Поёт, поёт одинокая птица. Тихо, ни ветерка. Золото и лазурь.
Добрый день.
Глава 3
Волк спит и видит чёрный сон. Хороший, спокойный сон: в нём тихо, темно и пусто.
Боль возвращается с криком потревоженной птицы, с осенним ночным холодом. Густая роса ложится на землю, на палые листья, на чёрную волчью шкуру. Волк поскуливает.
Глухая ночь. Вровень с макушками сосен бредёт лесной хозяин, покачивает стволы, поскрипывает ветвями. Склоняется над волком, и дыхание его летит ветром, посвистывает в подлеске.
Спи, волк! Уснёшь — и проснёшься травой по весне, пухом в птичьих гнёздах да в мышиных норах. Хлопотливые муравьи заберут, что останется. Жизнь бесконечна. Спи!
Он засыпает опять…
Он уснул бы совсем, и вышло бы так, как нашёптывал леший, да только его разбудили. Чей-то голос во сне всё звал, а он и не понял сразу, что это его зовут.
— Волчок! Просыпайся, волчок! Слышишь?
Он пошёл на голос и вышел из черноты.
Поморгал воспалёнными глазами, стряхивая пелену, которой подёрнулся мир, и увидел вчерашнюю девку. Она сидела рядом, но так, чтобы он не достал, и осторожно тянулась рукой.
Он зарычал.
Ему было больно и плохо, так плохо, что не радовала и свобода, и хотелось уже уснуть, уйти к обещанному покою. Зачем она разбудила? Зачем влезла, когда мальчишки его дразнили? Только зря рассердила людей… Лопни ошейник в любой другой день, он ушёл бы целым, а тут…
— Больно тебе? — участливо спросила она.
Он зарычал опять, скаля зубы. Больно, а всего больнее, что ждал свободы, так долго ждал, а теперь издохнет! Некстати пришлось её глупое добро…

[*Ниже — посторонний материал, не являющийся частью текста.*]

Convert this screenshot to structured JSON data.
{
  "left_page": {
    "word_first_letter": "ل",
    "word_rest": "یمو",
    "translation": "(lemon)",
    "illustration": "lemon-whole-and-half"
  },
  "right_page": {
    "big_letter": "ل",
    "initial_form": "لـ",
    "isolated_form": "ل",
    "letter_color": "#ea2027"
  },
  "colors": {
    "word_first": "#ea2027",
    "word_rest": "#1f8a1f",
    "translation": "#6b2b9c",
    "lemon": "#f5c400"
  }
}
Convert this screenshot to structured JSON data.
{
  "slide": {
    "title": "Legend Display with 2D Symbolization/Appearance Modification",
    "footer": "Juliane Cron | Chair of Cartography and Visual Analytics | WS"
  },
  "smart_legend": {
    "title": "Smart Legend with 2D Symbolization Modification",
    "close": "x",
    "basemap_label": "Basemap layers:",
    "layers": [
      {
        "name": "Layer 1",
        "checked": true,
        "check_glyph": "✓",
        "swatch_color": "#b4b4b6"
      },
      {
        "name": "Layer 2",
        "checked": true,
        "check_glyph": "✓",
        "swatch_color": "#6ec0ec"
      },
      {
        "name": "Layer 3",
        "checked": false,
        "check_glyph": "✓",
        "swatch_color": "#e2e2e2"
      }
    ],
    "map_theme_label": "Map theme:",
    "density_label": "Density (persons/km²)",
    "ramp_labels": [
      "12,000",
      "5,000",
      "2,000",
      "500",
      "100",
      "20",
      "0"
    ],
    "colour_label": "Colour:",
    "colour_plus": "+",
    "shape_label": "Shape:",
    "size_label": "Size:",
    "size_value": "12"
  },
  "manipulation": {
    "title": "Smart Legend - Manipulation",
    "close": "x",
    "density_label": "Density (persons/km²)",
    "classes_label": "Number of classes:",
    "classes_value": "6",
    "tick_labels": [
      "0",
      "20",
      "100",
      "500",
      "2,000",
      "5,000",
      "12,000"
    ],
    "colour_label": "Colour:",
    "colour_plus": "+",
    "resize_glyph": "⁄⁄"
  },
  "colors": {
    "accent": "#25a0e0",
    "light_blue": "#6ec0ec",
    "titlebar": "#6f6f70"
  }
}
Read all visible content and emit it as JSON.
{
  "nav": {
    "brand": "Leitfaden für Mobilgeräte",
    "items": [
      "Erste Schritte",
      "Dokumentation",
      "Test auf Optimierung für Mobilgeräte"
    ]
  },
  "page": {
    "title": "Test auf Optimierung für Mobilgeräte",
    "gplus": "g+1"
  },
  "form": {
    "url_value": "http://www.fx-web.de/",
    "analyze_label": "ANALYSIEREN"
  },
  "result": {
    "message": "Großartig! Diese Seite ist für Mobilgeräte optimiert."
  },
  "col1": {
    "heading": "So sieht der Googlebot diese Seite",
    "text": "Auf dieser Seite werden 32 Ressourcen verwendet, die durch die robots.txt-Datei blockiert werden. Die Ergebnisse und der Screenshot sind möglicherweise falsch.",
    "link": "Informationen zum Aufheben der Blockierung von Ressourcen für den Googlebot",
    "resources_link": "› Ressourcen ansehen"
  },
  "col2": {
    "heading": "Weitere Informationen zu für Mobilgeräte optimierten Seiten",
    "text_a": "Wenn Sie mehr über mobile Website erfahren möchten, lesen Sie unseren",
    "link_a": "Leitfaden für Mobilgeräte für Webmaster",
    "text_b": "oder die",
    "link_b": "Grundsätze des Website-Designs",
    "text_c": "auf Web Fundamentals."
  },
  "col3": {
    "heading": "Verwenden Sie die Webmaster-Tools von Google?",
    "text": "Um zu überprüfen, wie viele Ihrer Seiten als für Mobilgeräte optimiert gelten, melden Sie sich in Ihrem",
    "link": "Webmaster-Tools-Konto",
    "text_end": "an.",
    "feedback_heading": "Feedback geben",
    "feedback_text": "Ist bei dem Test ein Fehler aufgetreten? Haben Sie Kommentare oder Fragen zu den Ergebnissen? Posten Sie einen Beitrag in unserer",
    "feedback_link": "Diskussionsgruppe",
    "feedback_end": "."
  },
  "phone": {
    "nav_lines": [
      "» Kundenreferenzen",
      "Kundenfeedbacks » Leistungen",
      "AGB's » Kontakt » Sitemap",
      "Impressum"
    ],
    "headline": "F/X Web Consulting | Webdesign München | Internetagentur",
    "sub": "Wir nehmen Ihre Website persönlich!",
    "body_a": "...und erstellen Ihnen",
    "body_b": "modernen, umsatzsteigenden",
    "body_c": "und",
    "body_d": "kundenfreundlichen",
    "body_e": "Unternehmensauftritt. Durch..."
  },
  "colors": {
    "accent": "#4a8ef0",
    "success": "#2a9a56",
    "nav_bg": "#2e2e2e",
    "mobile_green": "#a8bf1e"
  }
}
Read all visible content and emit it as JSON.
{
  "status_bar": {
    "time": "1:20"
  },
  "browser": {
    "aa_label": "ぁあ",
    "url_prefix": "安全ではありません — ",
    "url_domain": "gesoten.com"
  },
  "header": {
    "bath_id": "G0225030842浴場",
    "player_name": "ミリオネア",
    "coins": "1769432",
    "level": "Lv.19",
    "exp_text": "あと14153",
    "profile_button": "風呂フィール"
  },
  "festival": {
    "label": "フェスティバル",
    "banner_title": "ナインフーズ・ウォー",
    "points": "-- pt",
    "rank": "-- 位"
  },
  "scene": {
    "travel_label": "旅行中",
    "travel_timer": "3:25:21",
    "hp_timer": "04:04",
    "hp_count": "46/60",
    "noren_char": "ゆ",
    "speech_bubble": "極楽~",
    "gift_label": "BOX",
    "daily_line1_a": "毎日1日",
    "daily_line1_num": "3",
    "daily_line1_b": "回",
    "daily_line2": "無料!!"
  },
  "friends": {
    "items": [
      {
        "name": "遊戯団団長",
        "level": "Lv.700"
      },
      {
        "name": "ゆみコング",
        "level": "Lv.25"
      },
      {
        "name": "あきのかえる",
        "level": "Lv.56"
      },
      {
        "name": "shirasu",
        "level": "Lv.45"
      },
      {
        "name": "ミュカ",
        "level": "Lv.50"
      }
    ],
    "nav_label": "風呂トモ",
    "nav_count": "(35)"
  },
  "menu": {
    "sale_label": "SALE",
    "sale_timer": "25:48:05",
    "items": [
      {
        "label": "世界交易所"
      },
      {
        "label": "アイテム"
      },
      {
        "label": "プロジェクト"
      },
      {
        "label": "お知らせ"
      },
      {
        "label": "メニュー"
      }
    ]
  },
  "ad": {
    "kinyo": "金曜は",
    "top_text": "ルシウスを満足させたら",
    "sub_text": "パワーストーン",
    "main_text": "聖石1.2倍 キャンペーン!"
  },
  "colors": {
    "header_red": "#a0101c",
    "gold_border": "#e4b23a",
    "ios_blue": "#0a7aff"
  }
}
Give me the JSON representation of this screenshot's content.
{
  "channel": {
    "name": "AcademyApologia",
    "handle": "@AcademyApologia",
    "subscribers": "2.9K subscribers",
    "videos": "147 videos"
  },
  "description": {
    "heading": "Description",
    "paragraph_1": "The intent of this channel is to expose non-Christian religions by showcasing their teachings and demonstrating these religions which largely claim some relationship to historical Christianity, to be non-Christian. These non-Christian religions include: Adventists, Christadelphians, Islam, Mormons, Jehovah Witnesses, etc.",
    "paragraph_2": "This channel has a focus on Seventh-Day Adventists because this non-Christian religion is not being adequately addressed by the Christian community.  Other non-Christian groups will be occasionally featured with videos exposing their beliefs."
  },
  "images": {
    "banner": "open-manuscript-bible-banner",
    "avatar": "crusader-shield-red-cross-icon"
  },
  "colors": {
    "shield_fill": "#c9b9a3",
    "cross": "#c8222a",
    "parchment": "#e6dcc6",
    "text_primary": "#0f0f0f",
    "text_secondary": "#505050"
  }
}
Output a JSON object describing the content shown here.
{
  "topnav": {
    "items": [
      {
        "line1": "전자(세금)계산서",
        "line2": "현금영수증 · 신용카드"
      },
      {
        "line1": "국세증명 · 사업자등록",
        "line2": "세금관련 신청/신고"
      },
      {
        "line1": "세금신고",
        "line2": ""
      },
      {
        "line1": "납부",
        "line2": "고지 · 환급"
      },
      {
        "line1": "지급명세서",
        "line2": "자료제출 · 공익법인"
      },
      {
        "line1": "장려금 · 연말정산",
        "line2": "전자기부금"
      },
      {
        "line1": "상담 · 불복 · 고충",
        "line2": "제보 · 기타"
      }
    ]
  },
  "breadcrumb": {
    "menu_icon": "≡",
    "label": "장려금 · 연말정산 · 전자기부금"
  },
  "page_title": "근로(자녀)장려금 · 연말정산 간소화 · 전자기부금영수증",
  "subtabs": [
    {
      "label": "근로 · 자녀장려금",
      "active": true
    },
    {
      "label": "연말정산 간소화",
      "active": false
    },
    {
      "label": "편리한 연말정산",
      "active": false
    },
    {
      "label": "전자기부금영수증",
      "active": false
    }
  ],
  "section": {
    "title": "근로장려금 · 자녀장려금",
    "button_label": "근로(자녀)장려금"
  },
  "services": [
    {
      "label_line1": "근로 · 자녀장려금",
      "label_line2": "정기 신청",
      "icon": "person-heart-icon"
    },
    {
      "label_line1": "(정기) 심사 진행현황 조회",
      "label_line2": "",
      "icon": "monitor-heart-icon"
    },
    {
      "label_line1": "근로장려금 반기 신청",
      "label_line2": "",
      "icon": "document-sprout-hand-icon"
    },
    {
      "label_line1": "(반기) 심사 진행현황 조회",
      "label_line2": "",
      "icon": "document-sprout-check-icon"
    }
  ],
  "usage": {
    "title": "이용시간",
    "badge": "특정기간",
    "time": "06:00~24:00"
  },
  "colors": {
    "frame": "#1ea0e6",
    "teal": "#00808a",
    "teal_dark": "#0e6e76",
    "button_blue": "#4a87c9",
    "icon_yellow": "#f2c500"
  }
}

Она поняла его злость иначе.
— Не бойся! — сказала, опять протягивая руку. — Все тебя только били, бедного… Я бить не стану. Дай-ка погляжу, может, помочь сумею. Не бойся! Это хорошо, что ты рычишь: значит, ещё есть силы… Я тебя не обижу, и ты меня не обижай, уговор?
Да уж не обидит! С такой помощницей и врагов не надобно.
— Ты не кусайся! — опять попросила она. — Не укусишь?.. Нет, не укусишь, ты добрый, ты и Божка не тронул…
Не тронул, потому как был на цепи и за решёткой, и наказания бы не избежал. Пустил бы мальчишке кровь, убили бы.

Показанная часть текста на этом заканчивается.